Movimento estudantil

Invasão de estudantes ao prédio do DCE da UFPR em Curitiba completa uma semana

A reitoria da UFPR, em Curitiba.
A reitoria da UFPR, em Curitiba. Foto: Marcos Solivan

A invasão ao prédio do DCE da Universidade Federal do Paraná completa uma semana nesta quinta-feira (21). Estudantes estão no edifício ao lado da reitoria e acima do restaurante universitário, desde o dia 14, após reunião realizada no dia anterior entre estudantes; o reitor, Marcos Sunye; e a vice-reitora, Camila Fachin. O prédio está desocupado há cerca de seis anos.

Em vídeo publicado nas redes sociais, o DCE informa que Sunye e Camila não compareceram à reunião que teria sido convocada pela reitoria para a noite desta quarta-feira (20). A equipe Pró-Reitoria de Planejamento e Dados (Proplad) compareceu ao local, mas segundo os estudantes, não teria se comprometido com as reinvindicações. Ainda não há outro encontro agendado entre as partes.

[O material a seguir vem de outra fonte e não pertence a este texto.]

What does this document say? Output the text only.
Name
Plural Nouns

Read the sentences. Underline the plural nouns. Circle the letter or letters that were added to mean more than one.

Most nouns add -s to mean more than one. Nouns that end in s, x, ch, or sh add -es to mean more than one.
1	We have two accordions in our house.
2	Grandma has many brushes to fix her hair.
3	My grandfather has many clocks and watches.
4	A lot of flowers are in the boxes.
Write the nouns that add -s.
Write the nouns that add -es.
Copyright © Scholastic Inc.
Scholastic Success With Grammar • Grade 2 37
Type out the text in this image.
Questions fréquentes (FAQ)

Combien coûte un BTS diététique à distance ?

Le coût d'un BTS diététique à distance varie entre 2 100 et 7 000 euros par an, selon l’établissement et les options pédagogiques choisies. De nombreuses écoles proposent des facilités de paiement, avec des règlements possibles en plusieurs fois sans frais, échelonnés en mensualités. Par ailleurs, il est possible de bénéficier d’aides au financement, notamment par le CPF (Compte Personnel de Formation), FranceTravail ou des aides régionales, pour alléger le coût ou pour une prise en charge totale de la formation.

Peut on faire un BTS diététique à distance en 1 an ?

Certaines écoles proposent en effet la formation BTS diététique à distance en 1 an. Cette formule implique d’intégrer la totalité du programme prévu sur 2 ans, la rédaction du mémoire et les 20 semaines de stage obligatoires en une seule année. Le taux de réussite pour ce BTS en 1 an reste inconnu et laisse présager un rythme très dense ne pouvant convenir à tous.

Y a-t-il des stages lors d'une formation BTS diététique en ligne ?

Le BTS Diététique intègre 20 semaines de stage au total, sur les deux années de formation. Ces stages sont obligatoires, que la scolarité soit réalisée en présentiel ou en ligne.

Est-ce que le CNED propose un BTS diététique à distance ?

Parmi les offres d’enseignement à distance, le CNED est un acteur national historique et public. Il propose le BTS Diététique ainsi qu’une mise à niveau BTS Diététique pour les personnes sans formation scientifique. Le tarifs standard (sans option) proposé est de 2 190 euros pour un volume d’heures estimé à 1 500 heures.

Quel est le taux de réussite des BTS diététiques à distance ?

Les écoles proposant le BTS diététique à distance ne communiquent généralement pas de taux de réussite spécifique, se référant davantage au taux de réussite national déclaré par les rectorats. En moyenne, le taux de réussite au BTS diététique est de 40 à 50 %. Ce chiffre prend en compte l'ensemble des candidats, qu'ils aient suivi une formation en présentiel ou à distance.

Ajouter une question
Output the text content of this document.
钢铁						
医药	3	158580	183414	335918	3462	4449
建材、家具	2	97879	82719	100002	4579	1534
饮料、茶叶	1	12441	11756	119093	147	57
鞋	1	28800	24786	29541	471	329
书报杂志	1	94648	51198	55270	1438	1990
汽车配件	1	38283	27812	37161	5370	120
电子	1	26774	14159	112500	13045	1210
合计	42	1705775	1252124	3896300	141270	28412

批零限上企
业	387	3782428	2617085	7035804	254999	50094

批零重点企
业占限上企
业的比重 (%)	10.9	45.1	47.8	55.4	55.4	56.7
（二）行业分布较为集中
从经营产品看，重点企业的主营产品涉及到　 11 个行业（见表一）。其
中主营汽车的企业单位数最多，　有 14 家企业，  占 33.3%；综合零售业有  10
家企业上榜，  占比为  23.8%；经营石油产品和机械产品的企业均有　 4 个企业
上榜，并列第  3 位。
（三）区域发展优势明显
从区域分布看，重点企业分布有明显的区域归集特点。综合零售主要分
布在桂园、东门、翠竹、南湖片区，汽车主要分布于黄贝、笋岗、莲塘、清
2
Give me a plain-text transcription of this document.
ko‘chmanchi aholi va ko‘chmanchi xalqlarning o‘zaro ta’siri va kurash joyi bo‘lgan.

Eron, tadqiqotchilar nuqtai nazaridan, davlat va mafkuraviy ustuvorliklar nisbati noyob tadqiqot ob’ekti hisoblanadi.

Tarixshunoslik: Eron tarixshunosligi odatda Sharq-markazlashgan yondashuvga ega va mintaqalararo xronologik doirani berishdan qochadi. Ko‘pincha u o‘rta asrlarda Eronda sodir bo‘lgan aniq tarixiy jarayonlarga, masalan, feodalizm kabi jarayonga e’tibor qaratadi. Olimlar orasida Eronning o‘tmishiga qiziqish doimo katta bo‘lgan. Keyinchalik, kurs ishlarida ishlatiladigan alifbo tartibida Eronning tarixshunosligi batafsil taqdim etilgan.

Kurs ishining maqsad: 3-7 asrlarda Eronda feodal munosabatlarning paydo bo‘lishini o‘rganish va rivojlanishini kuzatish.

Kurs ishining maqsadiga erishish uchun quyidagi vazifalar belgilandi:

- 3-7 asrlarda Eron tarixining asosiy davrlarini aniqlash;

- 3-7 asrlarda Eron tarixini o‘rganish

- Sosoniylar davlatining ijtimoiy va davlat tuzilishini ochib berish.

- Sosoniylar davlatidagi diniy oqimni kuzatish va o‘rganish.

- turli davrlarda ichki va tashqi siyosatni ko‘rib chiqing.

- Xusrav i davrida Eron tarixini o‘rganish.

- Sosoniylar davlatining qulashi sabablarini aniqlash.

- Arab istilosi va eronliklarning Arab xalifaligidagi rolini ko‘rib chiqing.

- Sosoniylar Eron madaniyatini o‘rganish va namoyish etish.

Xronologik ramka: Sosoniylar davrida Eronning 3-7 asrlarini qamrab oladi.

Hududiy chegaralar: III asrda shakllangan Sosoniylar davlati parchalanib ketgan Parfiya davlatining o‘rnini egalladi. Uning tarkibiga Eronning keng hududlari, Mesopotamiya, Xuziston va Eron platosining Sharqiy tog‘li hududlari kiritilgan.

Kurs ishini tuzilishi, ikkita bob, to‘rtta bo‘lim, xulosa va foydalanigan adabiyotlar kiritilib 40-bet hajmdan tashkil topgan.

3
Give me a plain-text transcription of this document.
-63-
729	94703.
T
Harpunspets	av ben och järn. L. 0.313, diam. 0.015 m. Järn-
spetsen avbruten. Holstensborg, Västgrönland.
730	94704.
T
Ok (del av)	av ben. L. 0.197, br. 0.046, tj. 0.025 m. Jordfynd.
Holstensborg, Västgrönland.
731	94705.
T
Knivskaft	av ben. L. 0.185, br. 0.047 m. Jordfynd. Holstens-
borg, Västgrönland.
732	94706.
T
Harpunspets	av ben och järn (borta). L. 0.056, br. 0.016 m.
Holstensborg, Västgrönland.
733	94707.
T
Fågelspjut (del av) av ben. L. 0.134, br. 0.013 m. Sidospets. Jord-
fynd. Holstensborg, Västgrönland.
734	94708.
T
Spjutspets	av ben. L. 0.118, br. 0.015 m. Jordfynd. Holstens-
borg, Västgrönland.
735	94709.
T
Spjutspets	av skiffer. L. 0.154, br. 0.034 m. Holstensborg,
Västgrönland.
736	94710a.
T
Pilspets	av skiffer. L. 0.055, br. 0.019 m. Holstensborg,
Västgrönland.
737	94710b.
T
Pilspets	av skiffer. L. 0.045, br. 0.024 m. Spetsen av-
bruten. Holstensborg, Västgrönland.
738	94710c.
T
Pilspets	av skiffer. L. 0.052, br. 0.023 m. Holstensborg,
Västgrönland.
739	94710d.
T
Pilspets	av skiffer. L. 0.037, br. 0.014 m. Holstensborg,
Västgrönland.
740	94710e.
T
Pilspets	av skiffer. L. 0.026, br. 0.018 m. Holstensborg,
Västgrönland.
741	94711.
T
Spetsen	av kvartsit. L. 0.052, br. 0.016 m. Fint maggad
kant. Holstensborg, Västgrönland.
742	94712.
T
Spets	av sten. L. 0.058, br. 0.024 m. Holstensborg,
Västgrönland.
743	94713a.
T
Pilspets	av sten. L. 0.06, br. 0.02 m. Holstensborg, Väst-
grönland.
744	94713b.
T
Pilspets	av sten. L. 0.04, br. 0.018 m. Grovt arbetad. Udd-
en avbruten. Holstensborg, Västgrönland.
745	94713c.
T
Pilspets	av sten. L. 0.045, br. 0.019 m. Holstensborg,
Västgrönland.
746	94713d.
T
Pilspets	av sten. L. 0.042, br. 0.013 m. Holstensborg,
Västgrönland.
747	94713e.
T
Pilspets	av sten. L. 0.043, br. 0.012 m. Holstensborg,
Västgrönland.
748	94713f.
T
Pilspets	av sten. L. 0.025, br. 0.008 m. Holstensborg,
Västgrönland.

Já a UFPR afirma que, junto com a Proplad, participaram da reunião a chefia de gabinete da Reitoria e a Pró-Reitoria de Extensão e Cultura (Proec), além da equipe do Plano Diretor, unidades que compõem a alta gestão universitária. E que a carta de reivindicações dos estudantes foi recebida.

Reivindicações

Na carta de reivindicações do DCE, os estudantes pedem a reforma do prédio do DCE, o acesso ao local e participação no acompanhamento das obras de reparo até a conclusão, manutenção dos espaços físicos dos centros acadêmicos e a retomada de projetos como o restaurante universitário (RU) do Setor Rebouças — projeto este que, segundo o DCE, já estaria pago pela instituição de ensino — e rigor na apuração de denúncias de violência de gênero que, informam, já estão com a ouvidoria da UFPR.

Sobre os centros acadêmicos, a universidade diz não haver determinação de despejo. Segundo a instituição, a gestão dos espaços dos CAs é de responsabilidade das direções dos setores, enquanto a gestão atua, sob demanda, na ampliação e criação de novos espaços de convivência e permanência estudantil.

A carta inclui ainda pedidos de melhoria na iluminação do Campus Politécnico e no Setor de Educação Profissional e Tecnológica (Sept), ambos no Jardim das Américas, a criação de espaços de acolhimento para vítimas de assédio na universidade, a não punição aos estudantes envolvidos na invasão e o reconhecimento do movimento estudantil como legítimo, a prioridade no investimento de recursos para uma nova moradia estudantil em Curitiba, a expansão da Maloca, a moradia estudantil indígena para os campi de Matinhos e Toledo, entre outras reivindicações.

Problemas estruturais e de segurança

Em nota divulgada no início da invasão, a reitoria da UFPR informou que “o prédio do DCE apresenta sérios problemas estruturais e de segurança, identificados em vistorias técnicas realizadas desde 2013 e refeitas em 2025 e 2026″. O comunicado enumera os principais problemas da edificação: infiltrações, rachaduras, risco elétrico, falhas hidráulicas, elevadores sem funcionamento, falta de acessibilidade e irregularidades nos sistemas de prevenção de incêndio.

A universidade afirma também já ter dado início às obras de recuperação do espaço,  que inclui o DCE, a CEUC, o Restaurante Universitário e a Biblioteca Central. E que os próximos passos incluem reparos estruturais, elétricos, hidráulicos e de segurança. 

“A UFPR reforça que está trabalhando para recuperar o espaço com segurança para a comunidade universitária. Diante da gravidade dos laudos técnicos e da proibição expressa pelo Corpo de Bombeiros, a permanência ou utilização do edifício é tecnicamente não recomendada”, conclui a nota.